Mr Bennett: How sensible is that?

Mr HART: I take that interjection from the member for Burnett: how sensible is that? They will have security on their land. They will be able to go to the bank and say, ‘I’m probably going to be here for quite a while now. You can look at this legislation and see that the availability is there for me to roll over this lease when the lease expires in nearly 20 years. I can roll it over again for another 30 years, or whatever the original term of the lease is. Maybe you can lend me some money based on that, so that I can improve the pastures and the way I take care of my land’.

This is good legislation. There are a whole lot of good provisions in this legislation. There is the red-tape reduction provision with respect to the direct conversion of leasehold land into freehold land. There is the provision related to removing the duplication of laws to forgive rent. There is the provision related to the amalgamation of adjoining term of perpetual leases into a single perpetual lease.

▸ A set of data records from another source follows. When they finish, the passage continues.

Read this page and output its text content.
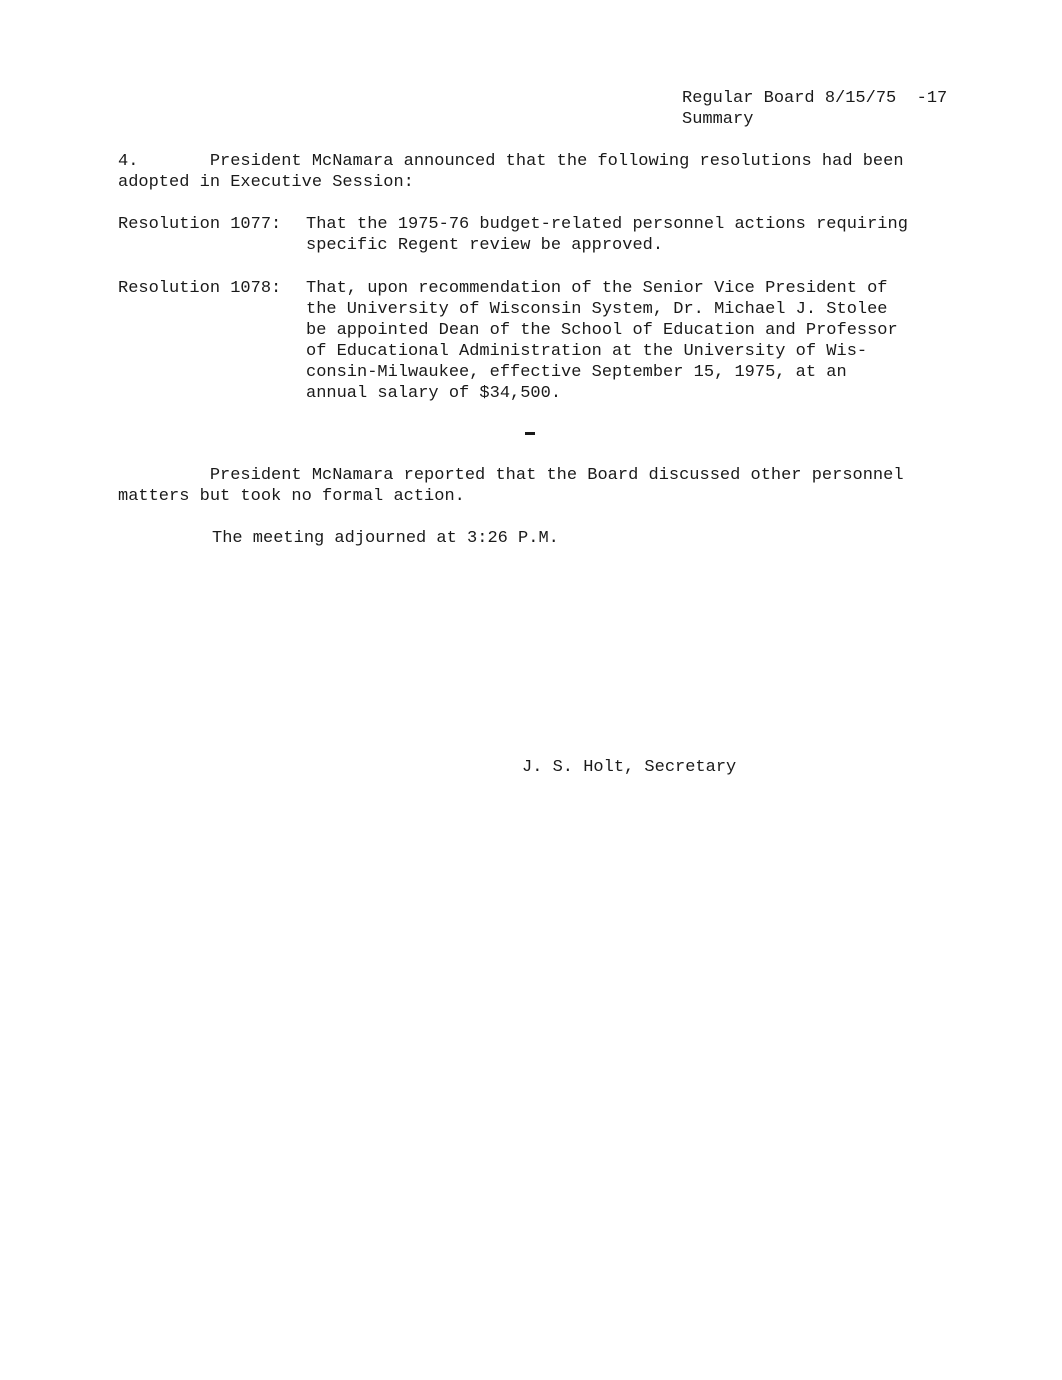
Regular Board 8/15/75  -17
Summary
4.       President McNamara announced that the following resolutions had been
adopted in Executive Session:
Resolution 1077: That the 1975-76 budget-related personnel actions requiring
specific Regent review be approved.
Resolution 1078: That, upon recommendation of the Senior Vice President of
the University of Wisconsin System, Dr. Michael J. Stolee
be appointed Dean of the School of Education and Professor
of Educational Administration at the University of Wis-
consin-Milwaukee, effective September 15, 1975, at an
annual salary of $34,500.
President McNamara reported that the Board discussed other personnel
matters but took no formal action.
The meeting adjourned at 3:26 P.M.
J. S. Holt, Secretary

There is the provision related to the removing of restrictions on the transferring of land and other subdivisions.

The other thing I wanted to touch on is freehold price setting to convert leasehold land to freehold land if that is possible. There are native title considerations in doing that. We are fully aware of those. The government has put some processes and price setting modules in the regulations that the minister has put to us tonight. It is clear and out there for people to see. I do not think it can be any clearer than that.

I commend the minister for the job that he has done and the committee for the report that it produced. The government has done a fantastic job in picking out some of those recommendations and enacting them in this legislation. I commend the minister for the job that he has done.